Many of the Columbia team’s findings are still under wraps. But in December, the two lead researchers — Hirsch, a medical anthropologist, and Claude A. Mellins, a clinical psychologist — gave The Chronicle a broad overview of their study. Alexander Wamboldt, an ethnographer hired to focus on male student groups, like fraternities, also spoke with The Chronicle via Skype. Perhaps not surprisingly, given the "spying" professor episode, a Columbia communications official monitored these conversations, which took place in a 15th-floor conference room at the Mailman School of Public Health.

Shift originated in the fall of 2014, when Hirsch approached senior administrators with an idea to fill a gap in the national discussion about sexual assault. Much research involved surveying the prevalence of assault. Prevention efforts, meanwhile, emphasized changing individuals’ beliefs or expanding their knowledge. In a 2014 review of such programs, the Centers for Disease Control and Prevention found scant evidence of their effectiveness in reducing sexual violence.

Hirsch had spent her career studying the social forces that shape sexual behaviors, such as men’s engagement in extramarital sex. She proposed a small ethnographic study in that vein focused on the organization of students’ social and sex lives: where they live and hang out, how they spend their time, how institutional policies affect them.

"What are the social factors that shape students’ regular, normal, desired, consensual sexual behavior?" Hirsch hoped to understand. "And what are the modifiable social factors that create the conditions under which sexual assault is likely to occur?"
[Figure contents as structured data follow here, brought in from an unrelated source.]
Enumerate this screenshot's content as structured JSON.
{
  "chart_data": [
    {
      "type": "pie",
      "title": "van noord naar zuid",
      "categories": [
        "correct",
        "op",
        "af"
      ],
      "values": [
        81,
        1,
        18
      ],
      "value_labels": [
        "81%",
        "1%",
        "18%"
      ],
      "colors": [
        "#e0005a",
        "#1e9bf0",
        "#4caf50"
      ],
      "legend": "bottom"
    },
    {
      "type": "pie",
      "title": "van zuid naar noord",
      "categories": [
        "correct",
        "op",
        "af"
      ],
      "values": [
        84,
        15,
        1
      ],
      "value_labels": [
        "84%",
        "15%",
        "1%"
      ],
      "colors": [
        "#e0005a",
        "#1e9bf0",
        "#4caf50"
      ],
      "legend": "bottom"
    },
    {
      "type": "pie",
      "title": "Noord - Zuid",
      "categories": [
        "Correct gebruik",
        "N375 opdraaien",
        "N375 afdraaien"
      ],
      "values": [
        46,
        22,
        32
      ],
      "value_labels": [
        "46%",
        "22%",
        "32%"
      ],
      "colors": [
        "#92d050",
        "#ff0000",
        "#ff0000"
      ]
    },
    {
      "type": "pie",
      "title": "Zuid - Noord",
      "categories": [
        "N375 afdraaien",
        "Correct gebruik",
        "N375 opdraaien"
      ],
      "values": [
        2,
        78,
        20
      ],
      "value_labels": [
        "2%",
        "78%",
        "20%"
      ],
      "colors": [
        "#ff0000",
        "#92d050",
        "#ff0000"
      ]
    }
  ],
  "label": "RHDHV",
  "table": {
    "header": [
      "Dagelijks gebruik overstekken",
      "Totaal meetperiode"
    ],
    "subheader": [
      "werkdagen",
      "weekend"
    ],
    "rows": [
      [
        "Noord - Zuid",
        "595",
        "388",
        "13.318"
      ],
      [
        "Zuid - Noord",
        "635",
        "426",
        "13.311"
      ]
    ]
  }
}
The project came at a charged moment. That September, Sulkowicz, who now uses the pronoun "they," began carrying the mattress across campus. Sulkowicz pledged to keep carrying it until the student they said had raped them, Paul Nungesser, departed the university. Columbia, which had cleared Nungesser, found itself engulfed in fliers, meetings, litigation, open letters, political speeches, federal complaints, and student demonstrations. On the facade of a campus building, one student group projected the phrase, "Columbia protects rapists."

Against the backdrop of that controversy, every bit of it chronicled in the national media, Hirsch’s small proposal grew into a sweeping project. The faculty-run study would eventually comprise a team of ethnographers immersed in campus life for more than a year, plus in-depth student interviews and surveys — all of it backed by more than $2 million from the president’s office.

Announcing Shift in 2015, Columbia’s president, Lee C. Bollinger, said that the project would "help remedy what is a national deficit in evidence-based information relevant to creating the most effective prevention programs and policies."

"The Columbia project is more far-reaching than previous studies of this kind, says Elizabeth A. Armstrong, a sociologist at the University of Michigan at Ann Arbor who has done ethnographic research on undergraduates’ social and sexual lives. "To my knowledge," she says, "there has not been a single university that has actually commissioned its own faculty to engage in such a comprehensive self study of its undergraduate sexual culture."